The FOMC (Federal Open Market Committee) forecast that the Fed Fund rates will be at 1.375% by end 2015 in its September 2014 meeting that ended on the 17th of September. The Fed Fund futures that trades on the CME (Chicago Mercantile Exchange) predicts with a 74% probability (up from 64% pre FOMC meet) that the first hike will happen in July 2015. Fed Fund rate is at levels of 0% to 0/25% at present and this level has been held since January 2009.
The Fed cut its asset purchases by USD 10 billion to bring it down to USD 15 billion a month from USD 25 billion a month. Asset purchases have come off from USD 85 billion a month seen in December 2013. Fed will end its asset purchase program in October 2014.
The Fed Chair Janet Yellen guided markets to extended period of low rates even as the US economy is on the growth path with unemployment rate at 6.1%, down from 6.7% levels seen in January 2014, GDP growth for second quarter 2014 at 4.2% and various gauges from consumer confidence to retail sales showing higher confidence in the economy. Read our Economic Data Analysis for September 2014 for US Economy Data Analysis.
The Fed believes that the economy still requires low rates to continue on its growth path and this is possible as inflation has consistently stayed below Fed’s threshold level of 2%.
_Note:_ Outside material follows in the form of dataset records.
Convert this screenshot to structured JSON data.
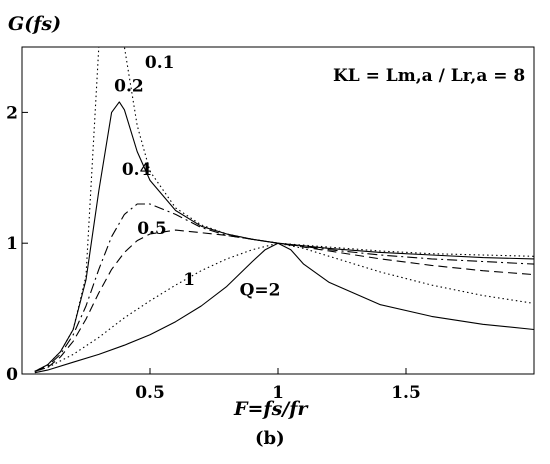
{
  "chart_data": {
    "type": "line",
    "title": "",
    "ylabel": "G(fs)",
    "xlabel": "F=fs/fr",
    "caption": "(b)",
    "annotation": "KL = Lm,a / Lr,a = 8",
    "xlim": [
      0,
      2
    ],
    "ylim": [
      0,
      2.5
    ],
    "xticks": [
      0.5,
      1,
      1.5
    ],
    "yticks": [
      0,
      1,
      2
    ],
    "grid": false,
    "legend": "none",
    "series": [
      {
        "name": "0.1",
        "style": "dotted",
        "x": [
          0.05,
          0.1,
          0.15,
          0.2,
          0.25,
          0.3,
          0.35,
          0.4,
          0.45,
          0.5,
          0.6,
          0.7,
          0.8,
          0.9,
          1.0,
          1.2,
          1.4,
          1.6,
          1.8,
          2.0
        ],
        "y": [
          0.02,
          0.07,
          0.17,
          0.34,
          0.75,
          2.5,
          2.5,
          2.5,
          1.9,
          1.55,
          1.27,
          1.14,
          1.07,
          1.03,
          1.0,
          0.97,
          0.94,
          0.92,
          0.91,
          0.9
        ]
      },
      {
        "name": "0.2",
        "style": "solid",
        "x": [
          0.05,
          0.1,
          0.15,
          0.2,
          0.25,
          0.3,
          0.35,
          0.38,
          0.4,
          0.45,
          0.5,
          0.6,
          0.7,
          0.8,
          0.9,
          1.0,
          1.2,
          1.4,
          1.6,
          1.8,
          2.0
        ],
        "y": [
          0.02,
          0.07,
          0.17,
          0.34,
          0.72,
          1.4,
          2.0,
          2.08,
          2.02,
          1.7,
          1.48,
          1.25,
          1.13,
          1.07,
          1.03,
          1.0,
          0.96,
          0.93,
          0.91,
          0.89,
          0.88
        ]
      },
      {
        "name": "0.4",
        "style": "dashdot",
        "x": [
          0.05,
          0.1,
          0.15,
          0.2,
          0.25,
          0.3,
          0.35,
          0.4,
          0.45,
          0.5,
          0.6,
          0.7,
          0.8,
          0.9,
          1.0,
          1.2,
          1.4,
          1.6,
          1.8,
          2.0
        ],
        "y": [
          0.02,
          0.06,
          0.15,
          0.3,
          0.52,
          0.8,
          1.05,
          1.22,
          1.3,
          1.3,
          1.22,
          1.12,
          1.06,
          1.03,
          1.0,
          0.95,
          0.91,
          0.88,
          0.86,
          0.84
        ]
      },
      {
        "name": "0.5",
        "style": "dashed",
        "x": [
          0.05,
          0.1,
          0.15,
          0.2,
          0.25,
          0.3,
          0.35,
          0.4,
          0.45,
          0.5,
          0.6,
          0.7,
          0.8,
          0.9,
          1.0,
          1.2,
          1.4,
          1.6,
          1.8,
          2.0
        ],
        "y": [
          0.02,
          0.05,
          0.13,
          0.25,
          0.42,
          0.62,
          0.8,
          0.93,
          1.02,
          1.07,
          1.1,
          1.08,
          1.06,
          1.03,
          1.0,
          0.94,
          0.88,
          0.83,
          0.79,
          0.76
        ]
      },
      {
        "name": "1",
        "style": "dotted",
        "x": [
          0.05,
          0.1,
          0.2,
          0.3,
          0.4,
          0.5,
          0.6,
          0.7,
          0.8,
          0.9,
          1.0,
          1.1,
          1.2,
          1.4,
          1.6,
          1.8,
          2.0
        ],
        "y": [
          0.02,
          0.05,
          0.15,
          0.28,
          0.43,
          0.56,
          0.68,
          0.79,
          0.88,
          0.95,
          1.0,
          0.96,
          0.9,
          0.78,
          0.68,
          0.6,
          0.54
        ]
      },
      {
        "name": "Q=2",
        "style": "solid",
        "x": [
          0.05,
          0.1,
          0.2,
          0.3,
          0.4,
          0.5,
          0.6,
          0.7,
          0.8,
          0.9,
          0.95,
          1.0,
          1.05,
          1.1,
          1.2,
          1.4,
          1.6,
          1.8,
          2.0
        ],
        "y": [
          0.01,
          0.03,
          0.09,
          0.15,
          0.22,
          0.3,
          0.4,
          0.52,
          0.67,
          0.86,
          0.95,
          1.0,
          0.95,
          0.84,
          0.7,
          0.53,
          0.44,
          0.38,
          0.34
        ]
      }
    ],
    "curve_labels": [
      {
        "text": "0.1",
        "x": 0.48,
        "y": 2.34
      },
      {
        "text": "0.2",
        "x": 0.36,
        "y": 2.16
      },
      {
        "text": "0.4",
        "x": 0.39,
        "y": 1.52
      },
      {
        "text": "0.5",
        "x": 0.45,
        "y": 1.07
      },
      {
        "text": "1",
        "x": 0.63,
        "y": 0.68
      },
      {
        "text": "Q=2",
        "x": 0.85,
        "y": 0.6
      }
    ]
  }
}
The market reaction to the Fed statement was higher USD, stable equities, higher bond yields and lower commodity prices. The USD index that tracks a basket of six major currencies, closed at almost decade high levels of 84.74 even as the Euro fell to one and half year lows and the Yen fell to multi year lows. The prospect of rate hikes by the Fed even as ECB and Bank of Japan maintain ultra loose policy is driving the USD higher.
US equities ended marginally positive on hopes of improved US economy while US five and ten year treasury yields closed higher by around 4bps at levels of 1.84% and 2.62% respectively. Treasury yields have risen by 28bps over the last one month.
Commodity prices fell on stronger USD, with oil prices down by close to 1% and gold prices down by 0.5%.